International Pano Awards 2014: Epic Sense of Scale Silver Award

I broke one of my rules for 2014 earlier this year when I decided to enter one of my photographs into a ‘Digital Only’ photography competition. It wasn’t that long ago that I concluded I was really only interested in competitions that judged the finished fine art print rather than the digital jpeg. Nevertheless something went ‘twang’ inside me and in a moment of weakness (or possibly vanity) I entered one image (and one image only) into the 2014 Epson International Pano Awards. The photograph I chose to enter – ‘An Epic Sense of Scale‘ – subsequently scored a Silver Award.  Earlier this year at the 2014 Victorian Professional Photographer of the Year Awards it scored a Gold Award and was my third highest scoring print after the two Gold with Distinctions. It also contributed to my overall wins in the Science, Environment and Nature Category, Creative Photographer of the Year Category and Overall Victorian Professional Photographer of the Year. The print was also a finalist in the 2014 Nillumbik Art Award. I mention this because this discrepancy in judging is a very good indicator that photography competitions are subjective and very much a lucky dip at times – You just never know what you are going to get.

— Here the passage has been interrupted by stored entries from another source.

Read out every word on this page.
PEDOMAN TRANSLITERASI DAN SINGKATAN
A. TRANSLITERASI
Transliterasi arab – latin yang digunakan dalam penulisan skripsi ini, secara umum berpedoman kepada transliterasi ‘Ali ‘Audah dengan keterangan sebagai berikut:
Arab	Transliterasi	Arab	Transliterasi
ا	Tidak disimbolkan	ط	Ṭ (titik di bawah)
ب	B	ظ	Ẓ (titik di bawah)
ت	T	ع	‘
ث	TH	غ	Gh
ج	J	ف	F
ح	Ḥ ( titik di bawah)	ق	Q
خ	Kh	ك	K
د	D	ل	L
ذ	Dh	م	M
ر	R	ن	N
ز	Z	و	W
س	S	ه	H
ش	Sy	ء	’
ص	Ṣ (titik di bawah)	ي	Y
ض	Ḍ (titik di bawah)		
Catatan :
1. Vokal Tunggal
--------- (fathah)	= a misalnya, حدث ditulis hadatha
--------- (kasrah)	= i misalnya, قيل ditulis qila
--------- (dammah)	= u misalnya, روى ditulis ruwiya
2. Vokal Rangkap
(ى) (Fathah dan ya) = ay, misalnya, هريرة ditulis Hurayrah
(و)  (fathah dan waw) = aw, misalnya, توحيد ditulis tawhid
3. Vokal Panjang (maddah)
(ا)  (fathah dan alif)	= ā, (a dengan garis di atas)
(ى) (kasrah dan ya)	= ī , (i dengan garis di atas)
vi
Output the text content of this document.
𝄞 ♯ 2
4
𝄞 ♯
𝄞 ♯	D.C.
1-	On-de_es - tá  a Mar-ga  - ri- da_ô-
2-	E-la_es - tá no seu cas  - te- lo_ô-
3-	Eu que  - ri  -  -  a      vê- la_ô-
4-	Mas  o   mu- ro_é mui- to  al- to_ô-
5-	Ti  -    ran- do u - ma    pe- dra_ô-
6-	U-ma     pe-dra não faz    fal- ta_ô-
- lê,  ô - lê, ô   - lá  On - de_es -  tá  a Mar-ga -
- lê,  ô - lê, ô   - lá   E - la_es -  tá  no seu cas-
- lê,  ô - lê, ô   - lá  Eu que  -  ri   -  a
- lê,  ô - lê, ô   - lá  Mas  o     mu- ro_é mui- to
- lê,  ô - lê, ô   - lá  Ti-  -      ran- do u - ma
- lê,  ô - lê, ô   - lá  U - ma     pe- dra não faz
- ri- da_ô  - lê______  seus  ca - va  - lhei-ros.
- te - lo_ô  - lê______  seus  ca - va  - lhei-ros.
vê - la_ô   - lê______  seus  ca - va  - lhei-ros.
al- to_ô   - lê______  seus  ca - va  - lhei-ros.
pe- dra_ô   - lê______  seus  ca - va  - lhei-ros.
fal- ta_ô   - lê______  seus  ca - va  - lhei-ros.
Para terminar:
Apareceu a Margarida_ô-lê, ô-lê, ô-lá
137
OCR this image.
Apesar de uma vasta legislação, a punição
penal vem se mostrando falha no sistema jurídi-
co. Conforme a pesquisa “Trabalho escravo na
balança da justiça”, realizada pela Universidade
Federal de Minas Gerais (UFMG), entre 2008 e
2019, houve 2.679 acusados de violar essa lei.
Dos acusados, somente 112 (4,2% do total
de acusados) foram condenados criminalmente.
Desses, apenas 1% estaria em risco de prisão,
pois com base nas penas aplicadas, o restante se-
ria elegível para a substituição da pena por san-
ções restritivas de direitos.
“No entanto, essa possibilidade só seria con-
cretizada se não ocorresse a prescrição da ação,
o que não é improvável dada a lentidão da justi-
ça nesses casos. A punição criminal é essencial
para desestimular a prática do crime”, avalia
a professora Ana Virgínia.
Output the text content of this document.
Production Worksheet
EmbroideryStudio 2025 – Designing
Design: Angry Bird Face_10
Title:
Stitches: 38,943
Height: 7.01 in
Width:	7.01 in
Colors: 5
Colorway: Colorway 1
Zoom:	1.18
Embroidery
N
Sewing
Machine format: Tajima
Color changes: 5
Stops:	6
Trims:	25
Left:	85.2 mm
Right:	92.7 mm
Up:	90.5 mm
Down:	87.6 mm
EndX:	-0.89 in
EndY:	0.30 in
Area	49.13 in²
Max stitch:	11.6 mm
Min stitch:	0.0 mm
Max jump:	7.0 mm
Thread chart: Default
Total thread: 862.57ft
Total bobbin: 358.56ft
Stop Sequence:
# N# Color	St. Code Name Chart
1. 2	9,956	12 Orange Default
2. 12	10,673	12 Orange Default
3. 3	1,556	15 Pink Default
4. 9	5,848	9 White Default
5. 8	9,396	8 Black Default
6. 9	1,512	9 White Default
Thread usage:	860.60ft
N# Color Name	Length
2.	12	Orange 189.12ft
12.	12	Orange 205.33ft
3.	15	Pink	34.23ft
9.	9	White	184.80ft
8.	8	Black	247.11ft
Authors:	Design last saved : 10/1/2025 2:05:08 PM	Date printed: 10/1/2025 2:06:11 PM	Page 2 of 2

Although this photograph scored a very solid silver at the Pano Awards it still fell short of what the judges had to say about the print at the State Awards. Personally, I am not displeased with the result in the Pano Awards as I really feel the jpeg fails to do justice to the printed image – in fact its nothing more than a poor facsimile and the jpeg file probably scored what it deserved. It was a valuable moment for me to receive back my score from the Pano Awards as it reminded me why I prefer to look at prints in lieu of digital files and why I choose to enter print only competitions these days. Am I done with digital only competitions? The answer is probably. There are a few competitions out there that are judging digital files in the initial round of judging but then shift to printed images for the semi-finals and finals and I will continue to enter some of these as time and motivation permits.

In the meantime, I just returned two days ago from more than two months in the Arctic which included two back-to-back workshops in Iceland as well as an expedition to Greenland and Svalbard. I shot over 5000 images during these trips and its time to start the editing and sorting process as well as share some trip reports and feedback.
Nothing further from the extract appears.